Understanding the Output
| Field | Description |
|---|---|
| Network Address | First address of the subnet; identifies the network. Not assignable to a host. |
| Broadcast Address | Last address; packets here reach all hosts on the subnet. Not assignable to a host. |
| First Usable Host | Network address + 1. The lowest IP you can assign to a device. |
| Last Usable Host | Broadcast address − 1. The highest assignable IP. |
| Usable Hosts | Total addresses minus 2 (network + broadcast). |
| Subnet Mask | Dotted-decimal form of the prefix (e.g. 255.255.255.0 for /24). |
| Wildcard Mask | Bitwise inverse of the subnet mask; used in ACLs and OSPF. |
Common Subnet Reference
| CIDR | Subnet Mask | Usable Hosts | Typical Use |
|---|---|---|---|
| /30 | 255.255.255.252 | 2 | Point-to-point links |
| /29 | 255.255.255.248 | 6 | Small office LAN |
| /28 | 255.255.255.240 | 14 | VLAN segment |
| /27 | 255.255.255.224 | 30 | Small subnet |
| /24 | 255.255.255.0 | 254 | Standard LAN |
| /22 | 255.255.252.0 | 1022 | Medium network |
| /20 | 255.255.240.0 | 4094 | Large campus |
| /16 | 255.255.0.0 | 65 534 | Large organization |
| /8 | 255.0.0.0 | 16 777 214 | ISP / backbone |
Special Prefix Lengths
/32 (host route): A single host. Network address, broadcast, first host, and last host are all the same IP. Used in routing tables to advertise a specific host, and in firewall rules to match exactly one IP.

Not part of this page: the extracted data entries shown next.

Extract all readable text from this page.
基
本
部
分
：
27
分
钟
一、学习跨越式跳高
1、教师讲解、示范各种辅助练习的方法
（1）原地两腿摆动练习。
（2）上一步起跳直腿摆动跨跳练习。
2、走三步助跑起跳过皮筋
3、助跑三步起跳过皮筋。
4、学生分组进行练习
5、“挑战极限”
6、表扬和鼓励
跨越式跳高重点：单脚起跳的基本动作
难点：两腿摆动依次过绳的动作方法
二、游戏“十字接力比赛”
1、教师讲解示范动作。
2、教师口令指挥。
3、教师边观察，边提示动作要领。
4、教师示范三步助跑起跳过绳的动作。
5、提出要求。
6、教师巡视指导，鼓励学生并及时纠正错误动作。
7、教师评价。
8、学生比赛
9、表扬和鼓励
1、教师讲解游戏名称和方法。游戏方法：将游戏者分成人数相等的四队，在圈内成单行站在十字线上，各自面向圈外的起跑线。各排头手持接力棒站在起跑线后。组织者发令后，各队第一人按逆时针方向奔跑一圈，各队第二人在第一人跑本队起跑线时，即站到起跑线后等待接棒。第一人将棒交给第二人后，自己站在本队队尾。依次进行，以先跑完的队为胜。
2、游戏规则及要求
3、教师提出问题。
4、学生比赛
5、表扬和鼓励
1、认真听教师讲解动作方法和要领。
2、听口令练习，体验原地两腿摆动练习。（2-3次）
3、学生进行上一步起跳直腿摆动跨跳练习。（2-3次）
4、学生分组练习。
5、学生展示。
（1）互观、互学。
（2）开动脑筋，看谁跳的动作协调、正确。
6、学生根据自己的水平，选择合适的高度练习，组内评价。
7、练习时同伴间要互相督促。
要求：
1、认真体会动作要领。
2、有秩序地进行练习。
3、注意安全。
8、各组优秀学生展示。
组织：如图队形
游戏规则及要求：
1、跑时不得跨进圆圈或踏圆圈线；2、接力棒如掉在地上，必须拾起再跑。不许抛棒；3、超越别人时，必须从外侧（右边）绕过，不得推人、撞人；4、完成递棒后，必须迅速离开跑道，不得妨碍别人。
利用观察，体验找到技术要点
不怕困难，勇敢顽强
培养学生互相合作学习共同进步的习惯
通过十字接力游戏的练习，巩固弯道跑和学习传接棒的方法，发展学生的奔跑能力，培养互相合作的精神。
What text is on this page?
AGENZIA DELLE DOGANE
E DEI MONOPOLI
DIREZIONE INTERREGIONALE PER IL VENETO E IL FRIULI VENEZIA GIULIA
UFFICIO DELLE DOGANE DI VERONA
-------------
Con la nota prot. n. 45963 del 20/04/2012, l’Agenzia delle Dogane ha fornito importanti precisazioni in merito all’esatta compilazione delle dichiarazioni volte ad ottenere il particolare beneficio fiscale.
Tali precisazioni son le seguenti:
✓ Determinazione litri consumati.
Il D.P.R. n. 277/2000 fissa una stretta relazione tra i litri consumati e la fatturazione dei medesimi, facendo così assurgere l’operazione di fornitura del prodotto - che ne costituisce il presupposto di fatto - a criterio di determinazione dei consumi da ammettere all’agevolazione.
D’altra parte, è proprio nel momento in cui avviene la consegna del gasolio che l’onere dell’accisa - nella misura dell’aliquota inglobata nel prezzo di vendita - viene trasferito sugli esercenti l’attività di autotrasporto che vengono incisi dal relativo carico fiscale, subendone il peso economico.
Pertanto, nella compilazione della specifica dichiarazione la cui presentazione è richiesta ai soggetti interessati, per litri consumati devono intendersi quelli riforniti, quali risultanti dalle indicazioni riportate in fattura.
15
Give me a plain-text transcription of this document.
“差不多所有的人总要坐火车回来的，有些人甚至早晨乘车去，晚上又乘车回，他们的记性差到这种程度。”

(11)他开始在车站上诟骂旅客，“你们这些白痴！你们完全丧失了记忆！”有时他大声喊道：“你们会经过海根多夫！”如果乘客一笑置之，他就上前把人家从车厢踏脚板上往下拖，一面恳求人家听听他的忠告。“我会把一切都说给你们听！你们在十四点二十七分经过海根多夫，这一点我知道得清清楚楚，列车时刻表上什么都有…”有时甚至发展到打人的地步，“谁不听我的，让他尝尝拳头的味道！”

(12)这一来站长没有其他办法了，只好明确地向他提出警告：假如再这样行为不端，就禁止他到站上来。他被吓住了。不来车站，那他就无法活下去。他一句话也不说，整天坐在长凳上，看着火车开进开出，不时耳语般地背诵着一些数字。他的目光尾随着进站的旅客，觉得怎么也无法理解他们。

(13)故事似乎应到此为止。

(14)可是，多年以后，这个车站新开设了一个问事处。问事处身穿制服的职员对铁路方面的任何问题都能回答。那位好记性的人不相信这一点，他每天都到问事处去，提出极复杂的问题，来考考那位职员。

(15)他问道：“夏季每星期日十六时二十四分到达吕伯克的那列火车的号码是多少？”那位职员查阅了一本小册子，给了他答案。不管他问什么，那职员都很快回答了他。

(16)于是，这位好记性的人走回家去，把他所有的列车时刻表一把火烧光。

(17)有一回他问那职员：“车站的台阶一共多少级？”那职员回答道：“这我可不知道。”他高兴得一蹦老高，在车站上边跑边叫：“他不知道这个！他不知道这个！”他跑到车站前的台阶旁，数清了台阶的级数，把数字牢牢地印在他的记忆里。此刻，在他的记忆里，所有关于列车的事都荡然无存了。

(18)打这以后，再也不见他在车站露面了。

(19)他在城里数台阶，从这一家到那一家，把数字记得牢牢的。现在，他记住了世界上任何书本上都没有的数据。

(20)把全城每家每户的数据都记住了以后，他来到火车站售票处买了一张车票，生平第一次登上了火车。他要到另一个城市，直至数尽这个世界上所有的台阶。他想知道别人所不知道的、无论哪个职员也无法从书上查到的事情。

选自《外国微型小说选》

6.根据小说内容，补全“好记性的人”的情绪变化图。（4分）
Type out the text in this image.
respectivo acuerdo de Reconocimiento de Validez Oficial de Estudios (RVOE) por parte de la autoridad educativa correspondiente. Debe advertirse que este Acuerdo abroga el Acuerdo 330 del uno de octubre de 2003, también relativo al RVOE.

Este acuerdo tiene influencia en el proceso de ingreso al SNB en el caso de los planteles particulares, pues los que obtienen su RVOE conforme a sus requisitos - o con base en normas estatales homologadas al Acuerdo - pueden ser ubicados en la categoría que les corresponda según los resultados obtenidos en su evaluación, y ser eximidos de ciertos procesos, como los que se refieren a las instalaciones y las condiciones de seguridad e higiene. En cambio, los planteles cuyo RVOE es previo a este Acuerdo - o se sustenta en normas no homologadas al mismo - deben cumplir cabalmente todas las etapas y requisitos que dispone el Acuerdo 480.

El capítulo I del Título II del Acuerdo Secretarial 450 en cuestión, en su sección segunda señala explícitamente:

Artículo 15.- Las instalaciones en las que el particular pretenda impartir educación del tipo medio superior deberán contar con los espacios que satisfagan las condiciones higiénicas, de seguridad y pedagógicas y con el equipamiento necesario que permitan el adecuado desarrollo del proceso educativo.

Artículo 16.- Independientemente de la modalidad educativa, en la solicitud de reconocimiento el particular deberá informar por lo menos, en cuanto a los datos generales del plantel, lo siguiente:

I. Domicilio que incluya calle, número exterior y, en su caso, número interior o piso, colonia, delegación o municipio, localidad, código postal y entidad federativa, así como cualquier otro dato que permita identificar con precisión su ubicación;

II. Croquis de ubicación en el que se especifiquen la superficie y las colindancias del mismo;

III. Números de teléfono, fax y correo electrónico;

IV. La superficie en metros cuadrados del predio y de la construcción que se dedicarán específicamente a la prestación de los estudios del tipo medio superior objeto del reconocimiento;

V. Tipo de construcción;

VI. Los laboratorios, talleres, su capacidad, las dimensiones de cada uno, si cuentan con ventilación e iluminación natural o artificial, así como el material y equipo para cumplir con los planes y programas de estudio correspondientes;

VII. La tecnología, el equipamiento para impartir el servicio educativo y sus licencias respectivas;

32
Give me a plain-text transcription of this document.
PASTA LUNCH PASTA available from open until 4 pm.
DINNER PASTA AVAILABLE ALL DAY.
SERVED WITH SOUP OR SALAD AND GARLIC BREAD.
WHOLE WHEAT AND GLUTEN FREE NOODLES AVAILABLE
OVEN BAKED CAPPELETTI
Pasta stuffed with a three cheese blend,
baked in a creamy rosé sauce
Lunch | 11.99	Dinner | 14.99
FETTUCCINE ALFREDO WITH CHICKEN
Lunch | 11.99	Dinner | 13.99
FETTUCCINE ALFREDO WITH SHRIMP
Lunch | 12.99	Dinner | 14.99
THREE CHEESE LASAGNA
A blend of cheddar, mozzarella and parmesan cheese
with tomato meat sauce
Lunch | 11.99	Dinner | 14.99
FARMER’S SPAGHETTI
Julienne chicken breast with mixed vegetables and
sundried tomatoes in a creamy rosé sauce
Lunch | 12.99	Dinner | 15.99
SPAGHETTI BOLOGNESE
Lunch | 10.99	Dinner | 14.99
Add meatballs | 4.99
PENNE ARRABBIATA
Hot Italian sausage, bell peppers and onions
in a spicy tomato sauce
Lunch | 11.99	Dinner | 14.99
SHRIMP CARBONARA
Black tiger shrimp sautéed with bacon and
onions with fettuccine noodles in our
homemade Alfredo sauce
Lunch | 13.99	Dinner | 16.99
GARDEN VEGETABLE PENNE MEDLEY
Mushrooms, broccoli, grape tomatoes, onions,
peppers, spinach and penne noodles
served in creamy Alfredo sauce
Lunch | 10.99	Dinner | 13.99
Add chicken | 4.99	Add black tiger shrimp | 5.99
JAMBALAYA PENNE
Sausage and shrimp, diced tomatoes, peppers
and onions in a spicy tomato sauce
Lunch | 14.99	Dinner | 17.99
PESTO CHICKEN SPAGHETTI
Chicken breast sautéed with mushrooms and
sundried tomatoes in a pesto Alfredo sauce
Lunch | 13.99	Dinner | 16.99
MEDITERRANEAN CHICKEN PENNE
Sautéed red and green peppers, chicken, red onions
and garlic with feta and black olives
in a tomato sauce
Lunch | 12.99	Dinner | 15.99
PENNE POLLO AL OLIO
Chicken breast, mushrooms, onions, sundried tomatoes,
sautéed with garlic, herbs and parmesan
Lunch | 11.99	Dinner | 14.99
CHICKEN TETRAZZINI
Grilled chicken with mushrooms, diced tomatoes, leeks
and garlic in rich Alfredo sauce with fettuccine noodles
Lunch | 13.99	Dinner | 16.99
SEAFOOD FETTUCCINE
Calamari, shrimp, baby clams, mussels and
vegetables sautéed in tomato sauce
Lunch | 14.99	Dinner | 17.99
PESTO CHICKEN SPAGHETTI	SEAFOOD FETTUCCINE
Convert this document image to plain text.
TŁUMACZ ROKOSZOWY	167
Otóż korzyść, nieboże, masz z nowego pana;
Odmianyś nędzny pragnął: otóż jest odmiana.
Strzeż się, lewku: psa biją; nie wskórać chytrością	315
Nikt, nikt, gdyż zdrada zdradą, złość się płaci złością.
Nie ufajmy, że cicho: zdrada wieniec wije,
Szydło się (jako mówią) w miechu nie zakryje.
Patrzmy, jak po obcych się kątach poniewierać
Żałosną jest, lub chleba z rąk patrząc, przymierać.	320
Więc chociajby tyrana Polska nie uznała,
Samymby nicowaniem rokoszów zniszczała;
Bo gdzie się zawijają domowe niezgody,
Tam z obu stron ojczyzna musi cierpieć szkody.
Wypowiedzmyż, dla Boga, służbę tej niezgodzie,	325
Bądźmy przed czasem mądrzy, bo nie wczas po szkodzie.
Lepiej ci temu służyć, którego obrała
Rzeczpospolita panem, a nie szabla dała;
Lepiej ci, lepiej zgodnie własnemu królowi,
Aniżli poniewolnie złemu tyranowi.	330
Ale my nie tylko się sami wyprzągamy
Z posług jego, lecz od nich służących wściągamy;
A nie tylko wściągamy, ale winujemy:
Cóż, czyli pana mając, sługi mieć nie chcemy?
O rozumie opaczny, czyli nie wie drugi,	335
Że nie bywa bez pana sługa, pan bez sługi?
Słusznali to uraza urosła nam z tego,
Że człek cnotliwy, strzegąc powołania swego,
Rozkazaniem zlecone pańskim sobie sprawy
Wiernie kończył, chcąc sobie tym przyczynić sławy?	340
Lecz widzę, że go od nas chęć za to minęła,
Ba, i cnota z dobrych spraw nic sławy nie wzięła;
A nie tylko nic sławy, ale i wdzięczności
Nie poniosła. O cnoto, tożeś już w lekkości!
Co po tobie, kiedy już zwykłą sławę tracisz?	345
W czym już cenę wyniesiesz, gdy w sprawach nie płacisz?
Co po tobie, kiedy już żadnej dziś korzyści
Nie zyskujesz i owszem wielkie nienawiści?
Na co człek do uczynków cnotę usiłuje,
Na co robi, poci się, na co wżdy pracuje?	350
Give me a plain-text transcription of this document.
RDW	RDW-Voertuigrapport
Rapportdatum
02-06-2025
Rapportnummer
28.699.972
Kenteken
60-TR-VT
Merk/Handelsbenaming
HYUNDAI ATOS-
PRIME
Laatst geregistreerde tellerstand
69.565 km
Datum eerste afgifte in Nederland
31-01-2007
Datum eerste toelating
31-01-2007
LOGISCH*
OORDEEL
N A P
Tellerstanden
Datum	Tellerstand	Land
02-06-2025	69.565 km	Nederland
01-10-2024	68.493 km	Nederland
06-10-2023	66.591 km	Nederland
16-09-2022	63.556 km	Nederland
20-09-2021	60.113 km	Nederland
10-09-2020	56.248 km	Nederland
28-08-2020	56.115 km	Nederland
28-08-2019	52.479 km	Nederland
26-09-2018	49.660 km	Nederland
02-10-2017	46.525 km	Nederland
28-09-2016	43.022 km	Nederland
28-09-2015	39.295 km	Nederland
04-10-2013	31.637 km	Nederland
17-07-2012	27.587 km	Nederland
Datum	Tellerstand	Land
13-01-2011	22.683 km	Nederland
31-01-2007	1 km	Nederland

/31 (point-to-point, RFC 3021): Two addresses, both usable as host IPs — no separate network/broadcast. Used for router-to-router links where every address matters.
/0 (default route): Matches all IPv4 addresses. Used as the “catch-all” route (0.0.0.0/0) in routing tables to forward unmatched traffic to a default gateway.
Binary View Explained
The binary display shows each octet as 8 bits, separated by dots. For 192.168.1.0/24:
IP: 11000000.10101000.00000001.00000000
Mask: 11111111.11111111.11111111.00000000
|←── network bits (24) ──→|←hosts→|
The 1-bits in the mask mark the network portion; the 0-bits mark the host portion. Anything that falls outside the network bits can vary between .0 (network) and .255 (broadcast) for a /24.
Private IP Ranges (RFC 1918)
These ranges are reserved for private networks and are not routable on the public internet:
10.0.0.0/8— Class A private (16 million+ addresses)172.16.0.0/12— Class B private (1 million+ addresses)192.168.0.0/16— Class C private (65 000+ addresses)
Cloud providers and home routers carve subnets out of these ranges. Use this calculator to determine which sub-range to allocate to each VPC, VLAN, or office location.